39 39

Happy Reading and Enjoy~

Ketika Allard memasuki ruangan kerjanya, Arthur sudah menunggu disana. Pria itu menyeringai sembari menggoyangkan gelas berisi wiski yang berada di tangannya dengan tubuh yang bersandar malas.

Meskipun begitu, Allard bisa merasakan ketegangan dalam suara Arthur.

"Kurasa kau butuh ini untuk bisa mendengar berita besar yang akan kusampaikan."

Ia menerimanya lalu meminumnya dalam satu tegukan cepat. Setidaknya Allard perlu minum dengan kadar alcohol tinggi untuk meredakan gejolak emosi yang masih belum sirna.

"Bisakah kau menebak kabar apa yang akan kusampaikan?" Arthur menaikkan alisnya, mencoba untuk menggoda.

Sayangnya, ini bukan waktu yang tepat. Allard menatapnya dengan sorot tajam, rahang lelaki itu menegang.

"Kau tentu tau ini bukanlah saat yang tepat untuk bermain tebak-tebakkan konyol. Cepat selesaikan ini karena aku harus melihat keadaan wanita sialan itu!"

Arthur tertawa. "Apa sekarang kau memutuskan untuk peduli padanya?"

"Kau lebih dari tau aku mempedulikan semua mainanku," jawabnya ringan, tapi Arthur tahu bahwa itu tidaklah semudah yang diucapkannya.

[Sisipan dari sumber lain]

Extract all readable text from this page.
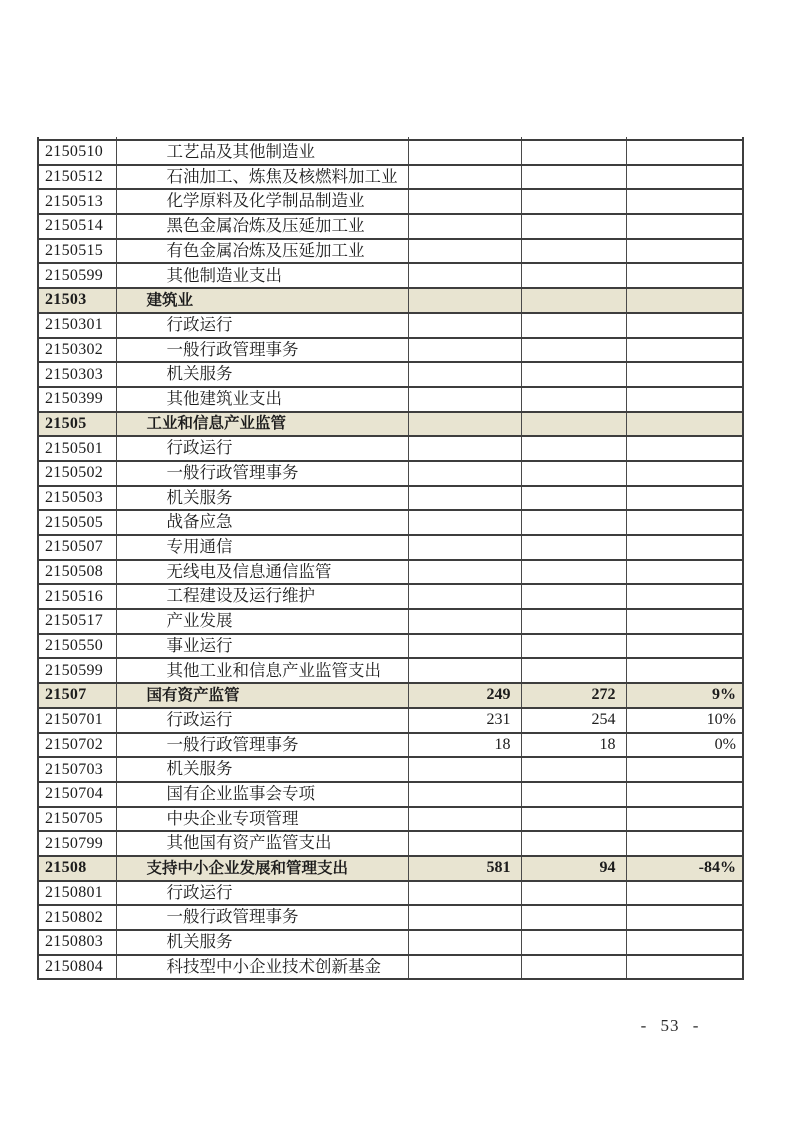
2150510	工艺品及其他制造业			
2150512	石油加工、炼焦及核燃料加工业			
2150513	化学原料及化学制品制造业			
2150514	黑色金属冶炼及压延加工业			
2150515	有色金属冶炼及压延加工业			
2150599	其他制造业支出			
21503	建筑业			
2150301	行政运行			
2150302	一般行政管理事务			
2150303	机关服务			
2150399	其他建筑业支出			
21505	工业和信息产业监管			
2150501	行政运行			
2150502	一般行政管理事务			
2150503	机关服务			
2150505	战备应急			
2150507	专用通信			
2150508	无线电及信息通信监管			
2150516	工程建设及运行维护			
2150517	产业发展			
2150550	事业运行			
2150599	其他工业和信息产业监管支出			
21507	国有资产监管	249	272	9%
2150701	行政运行	231	254	10%
2150702	一般行政管理事务	18	18	0%
2150703	机关服务			
2150704	国有企业监事会专项			
2150705	中央企业专项管理			
2150799	其他国有资产监管支出			
21508	支持中小企业发展和管理支出	581	94	-84%
2150801	行政运行			
2150802	一般行政管理事务			
2150803	机关服务			
2150804	科技型中小企业技术创新基金			
- 53 -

Bukan tidak tahu sahabatnya itu memperhatikan diam-diam melalui layar semua kegiatan Luna tanpa berani mendatanginya setelah membuat tubuh gadis itu terluka parah.

Mengingat hal itu Arthur tertawa kecil, tampaknya saja kejam dan menyeramkan. Orang-orang tidak akan tahu bahwa Allard pengecut, terlebih untuk perasaannya sendiri.

"Sebelumnya aku ingin mengucapkan kata maaf jika hal yang kusampaikan ini bisa melukaimu, tapi kau harus tahu bahwa aku menyayangimu dan tidak ingin melukaimu ataupun menghasutmu untuk membenci seseorang yang selama ini kau anggap sebagai saudara terakhirmu di dunia."

Tubuh Allard seketika menegang. Pikirannya tertuju pada sosok pria tua yang selama ini sudah sangat banyak membantunya. Kecemasan tampak jelas dimatanya yang berwarna abu.

"Cepat jelaskan, jangan bertele-tele."

Arthur menghela napas perlahan.

"Terserah padamu jika ingin mempercayaiku apa tidak. Paman Jovan, orang yang telah menyelamatkanmu bertahun-tahun yang lalu. Dan orang yang telah kau anggap sebagai pamanmu sendiri, dialah yang merencanakan pembunuhan dengan menyewa organisasi pembunuh bayaran yang sudah terkenal bertahun-tahun yang lalu."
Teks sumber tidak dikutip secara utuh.